I carefully optimize with less or no NFB, tweaking to lowest hum and dist. Then applies NFB to get low dist < 0.1% or better if possible. I find no contradiction between musicality and low dist, in fact less is better. But below a fairly
low figure my ears don't bother anymore. Also importent to use a design that is as insensitive as possible
for tubes spread in parameters to keep the good sound after future tubes swaps.
 
Like everything else, it's all a compromise.

Perhaps the best compromise for designing a simple tube audio power amp (or integrated amp) is:

1. Decide what you want the sensitivity of the finished amp to be. I usually aim for 1Vrms in = max power out to speaker

2, Design for lowest THD and noise open loop (before applying any NFB).

3. Try to aim for open loop gain that will give you your target sensitivity closed loop (after applying NFB) in the end.

4. Try to aim for either only a little bit of NFB (5 to 8dB), or a huge amount of NFB (20dB or more if you can do it). Note that careful compensation will need to be applied if you go the high NFB route, to suppress oscillations, etc. Also, using a lot of NFB that includes the OPT inside the FB loop means that OPT has to be of very high quality. That was the idea behind the Williamson amplifier. It used up to 30dB of global NFB and required a special design that would behave well with that much NFB around it. UTC, Partridge, Acrosound, Peerless made OPTs for Williamson designs that were never cheap (and are now collector's items).

Let's say you want to build a PP EL34-UL amp with 10dB NFB (max power out = ca. 20W)
1. Design the amp to reach full power out (either clipping or 1% THD) with 0.33Vrms input, with the lowest possible THD into the load.
2.. That way, after you've applied 10dB of NFB (gain/3) the closed loop gain will give you max power at 1Vrms input with 1/3 the THD.

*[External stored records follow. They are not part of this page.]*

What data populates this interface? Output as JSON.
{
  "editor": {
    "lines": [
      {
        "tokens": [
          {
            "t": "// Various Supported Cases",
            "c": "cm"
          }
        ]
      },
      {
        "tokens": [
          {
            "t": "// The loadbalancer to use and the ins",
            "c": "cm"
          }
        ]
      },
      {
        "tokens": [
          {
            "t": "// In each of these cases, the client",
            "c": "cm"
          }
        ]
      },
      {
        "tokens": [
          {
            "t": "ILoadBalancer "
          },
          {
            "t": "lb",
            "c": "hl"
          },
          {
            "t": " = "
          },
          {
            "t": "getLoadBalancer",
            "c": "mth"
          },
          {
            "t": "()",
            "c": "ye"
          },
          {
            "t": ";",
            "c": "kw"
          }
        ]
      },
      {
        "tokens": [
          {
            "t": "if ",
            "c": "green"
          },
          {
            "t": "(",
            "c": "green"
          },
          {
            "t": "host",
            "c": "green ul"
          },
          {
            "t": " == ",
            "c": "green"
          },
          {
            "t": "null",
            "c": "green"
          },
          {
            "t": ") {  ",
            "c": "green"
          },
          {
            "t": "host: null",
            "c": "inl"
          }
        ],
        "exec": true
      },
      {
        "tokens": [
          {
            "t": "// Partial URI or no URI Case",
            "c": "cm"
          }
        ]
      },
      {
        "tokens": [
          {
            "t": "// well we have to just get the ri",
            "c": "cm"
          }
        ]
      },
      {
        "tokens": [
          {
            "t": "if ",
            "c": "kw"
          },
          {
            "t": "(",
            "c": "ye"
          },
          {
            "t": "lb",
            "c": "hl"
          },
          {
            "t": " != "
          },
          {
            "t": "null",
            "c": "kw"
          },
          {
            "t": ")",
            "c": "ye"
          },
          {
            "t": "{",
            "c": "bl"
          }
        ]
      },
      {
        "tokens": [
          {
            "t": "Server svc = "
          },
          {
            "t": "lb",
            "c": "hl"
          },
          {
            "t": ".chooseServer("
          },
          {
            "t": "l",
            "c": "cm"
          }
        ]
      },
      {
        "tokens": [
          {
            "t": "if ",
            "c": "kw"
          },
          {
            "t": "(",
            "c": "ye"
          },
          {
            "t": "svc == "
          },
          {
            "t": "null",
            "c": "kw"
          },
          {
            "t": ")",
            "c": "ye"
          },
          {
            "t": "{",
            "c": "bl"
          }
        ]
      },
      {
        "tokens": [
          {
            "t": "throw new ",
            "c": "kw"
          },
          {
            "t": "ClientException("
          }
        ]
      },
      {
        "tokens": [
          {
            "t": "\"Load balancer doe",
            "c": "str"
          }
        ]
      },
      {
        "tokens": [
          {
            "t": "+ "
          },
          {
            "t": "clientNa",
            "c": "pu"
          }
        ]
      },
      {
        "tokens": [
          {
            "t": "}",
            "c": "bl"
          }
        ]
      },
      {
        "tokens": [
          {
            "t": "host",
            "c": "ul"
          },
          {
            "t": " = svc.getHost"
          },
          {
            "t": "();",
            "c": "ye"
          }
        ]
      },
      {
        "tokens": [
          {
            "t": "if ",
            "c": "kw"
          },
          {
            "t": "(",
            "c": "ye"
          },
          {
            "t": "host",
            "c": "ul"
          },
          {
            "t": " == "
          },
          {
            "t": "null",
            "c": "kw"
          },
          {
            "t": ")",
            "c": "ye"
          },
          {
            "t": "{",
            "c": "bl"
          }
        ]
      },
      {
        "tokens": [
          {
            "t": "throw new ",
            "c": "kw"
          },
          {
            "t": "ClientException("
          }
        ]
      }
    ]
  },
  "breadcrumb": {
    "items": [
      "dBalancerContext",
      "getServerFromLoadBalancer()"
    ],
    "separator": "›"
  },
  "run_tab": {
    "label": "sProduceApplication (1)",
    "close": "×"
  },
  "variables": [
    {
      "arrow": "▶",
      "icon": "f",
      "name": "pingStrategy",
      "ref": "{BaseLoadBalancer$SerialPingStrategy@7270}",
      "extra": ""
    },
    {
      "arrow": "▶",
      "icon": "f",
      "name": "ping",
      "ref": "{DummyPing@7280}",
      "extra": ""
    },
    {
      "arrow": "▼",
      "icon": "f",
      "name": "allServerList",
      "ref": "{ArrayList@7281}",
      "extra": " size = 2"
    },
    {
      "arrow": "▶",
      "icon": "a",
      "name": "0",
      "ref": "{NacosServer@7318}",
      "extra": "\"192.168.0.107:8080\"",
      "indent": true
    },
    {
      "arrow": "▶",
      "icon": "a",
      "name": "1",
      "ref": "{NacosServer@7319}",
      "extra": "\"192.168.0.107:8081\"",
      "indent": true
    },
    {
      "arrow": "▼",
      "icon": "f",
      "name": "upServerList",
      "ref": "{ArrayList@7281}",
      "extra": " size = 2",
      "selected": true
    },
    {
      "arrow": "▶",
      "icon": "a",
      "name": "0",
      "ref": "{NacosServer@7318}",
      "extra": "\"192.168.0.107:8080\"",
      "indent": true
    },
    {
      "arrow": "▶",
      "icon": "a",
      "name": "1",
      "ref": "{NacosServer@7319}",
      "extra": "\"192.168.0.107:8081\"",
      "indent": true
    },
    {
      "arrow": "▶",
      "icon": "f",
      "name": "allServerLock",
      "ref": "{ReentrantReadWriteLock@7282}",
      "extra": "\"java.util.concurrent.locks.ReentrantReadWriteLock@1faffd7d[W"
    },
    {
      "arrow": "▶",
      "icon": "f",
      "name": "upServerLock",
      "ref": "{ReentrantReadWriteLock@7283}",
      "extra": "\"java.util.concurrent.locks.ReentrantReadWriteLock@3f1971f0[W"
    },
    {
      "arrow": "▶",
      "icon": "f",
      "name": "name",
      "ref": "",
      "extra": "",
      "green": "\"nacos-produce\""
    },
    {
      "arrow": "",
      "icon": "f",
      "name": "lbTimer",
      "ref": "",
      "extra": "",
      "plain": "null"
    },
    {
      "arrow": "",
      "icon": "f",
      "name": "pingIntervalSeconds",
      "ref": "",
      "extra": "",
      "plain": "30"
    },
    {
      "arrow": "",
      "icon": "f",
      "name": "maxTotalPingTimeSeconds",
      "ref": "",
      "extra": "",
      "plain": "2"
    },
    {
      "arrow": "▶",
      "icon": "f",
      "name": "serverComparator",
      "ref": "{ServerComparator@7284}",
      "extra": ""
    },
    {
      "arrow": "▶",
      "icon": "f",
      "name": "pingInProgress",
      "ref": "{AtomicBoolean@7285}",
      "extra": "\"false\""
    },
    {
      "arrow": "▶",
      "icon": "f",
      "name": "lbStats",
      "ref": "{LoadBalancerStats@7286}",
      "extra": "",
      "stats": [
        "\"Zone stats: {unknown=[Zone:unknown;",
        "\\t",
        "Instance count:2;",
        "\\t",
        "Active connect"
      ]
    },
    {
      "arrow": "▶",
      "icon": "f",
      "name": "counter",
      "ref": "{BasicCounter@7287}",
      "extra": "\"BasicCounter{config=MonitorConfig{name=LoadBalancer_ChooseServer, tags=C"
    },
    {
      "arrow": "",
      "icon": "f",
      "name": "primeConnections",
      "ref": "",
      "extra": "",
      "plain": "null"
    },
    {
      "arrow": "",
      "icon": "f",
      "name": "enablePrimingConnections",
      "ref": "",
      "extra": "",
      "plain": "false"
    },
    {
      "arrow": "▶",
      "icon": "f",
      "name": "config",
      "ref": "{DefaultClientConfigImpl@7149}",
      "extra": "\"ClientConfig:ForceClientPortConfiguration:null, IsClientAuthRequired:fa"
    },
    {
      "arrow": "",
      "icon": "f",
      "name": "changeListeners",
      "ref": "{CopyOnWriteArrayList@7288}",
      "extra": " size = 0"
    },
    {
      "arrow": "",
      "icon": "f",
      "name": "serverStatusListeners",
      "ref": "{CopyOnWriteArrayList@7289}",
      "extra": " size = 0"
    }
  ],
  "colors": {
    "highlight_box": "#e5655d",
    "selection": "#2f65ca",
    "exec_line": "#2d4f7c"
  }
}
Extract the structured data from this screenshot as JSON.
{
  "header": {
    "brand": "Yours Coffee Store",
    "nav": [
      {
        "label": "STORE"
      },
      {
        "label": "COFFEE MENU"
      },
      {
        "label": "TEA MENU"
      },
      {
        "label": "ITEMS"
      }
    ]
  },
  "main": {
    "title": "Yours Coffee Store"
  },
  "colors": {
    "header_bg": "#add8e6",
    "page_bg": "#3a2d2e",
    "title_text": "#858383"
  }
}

I've found that I prefer the sound of a DHT output stage with no negative feedback loop -- BUT that only ever works with extremely good (EXPENSIVE) output transformers, like original Tango, vintage UTC LS series, or equivalent. Perhaps Hashimoto is in that league nowadays. I don't know. I don't know if the top-of-the-line Edcor OPTs play in that league. I'm pretty sure most Hammond OPTs do not, although there are one or two models that are reputed to be quite good.

Bottom line is, just like they used to say in the 1950s, the final sound quality will be heavily dependent on your choice of OPT -- especially if you're going for an amp with no global NFB around it, and especially if you're going for an amp with >24dB of NFB around it.

From my experience and from listening to what others have done, one of the most foolproof designs is a PP UL EL84 10W/channel amp with about 10dB of NFB (or only 6dB if your speakers present a very friendly load). PP EL84-Triode will yield about 5W/channel and can sound very nice with 6dB gNFB, or if your OPTs are extra-special-good, perhaps no gNFB (perhaps).
 
I figured out the solution. It was aided by y'all, indirectly.

As the original design used 30-odd db of feedback off the 8 ohm tap and I modified it to be -24 on the 4 ohm tap, I forgot a key thing: the value of the cap.

The original design used 1000pf and that was the correct value for -30db... but it was too much for -24, causing high frequency roll off above 12k.

The correct value for the new loop was 750pf, which reduced the roll off significantly to make it almost flat to 20k. Every pico counts in that part of the circuit, even +-50pf is enough to mess up response. 680pf was too little, 820 was too much.

The roll off was high enough to not be perceptible as a reduced treble, but it was enough to damp those high frequency cues that help soundstaging.

Now it's got that depth back I was chasing, woo!
 
Sydney Smith, the designer of Marantz tube amps, knew the secret. Look at 8b model spectrum. A perfect push pull must have only odd harmonics, to add even ones, the input tube must be exclusively distorting even ones to get a degrading harmonics. This why the input tube should be a "dirty" one. Model 8b uses IF detector 6BH6, model 9 uses 6DJ6 running at 80v P-K at low bias.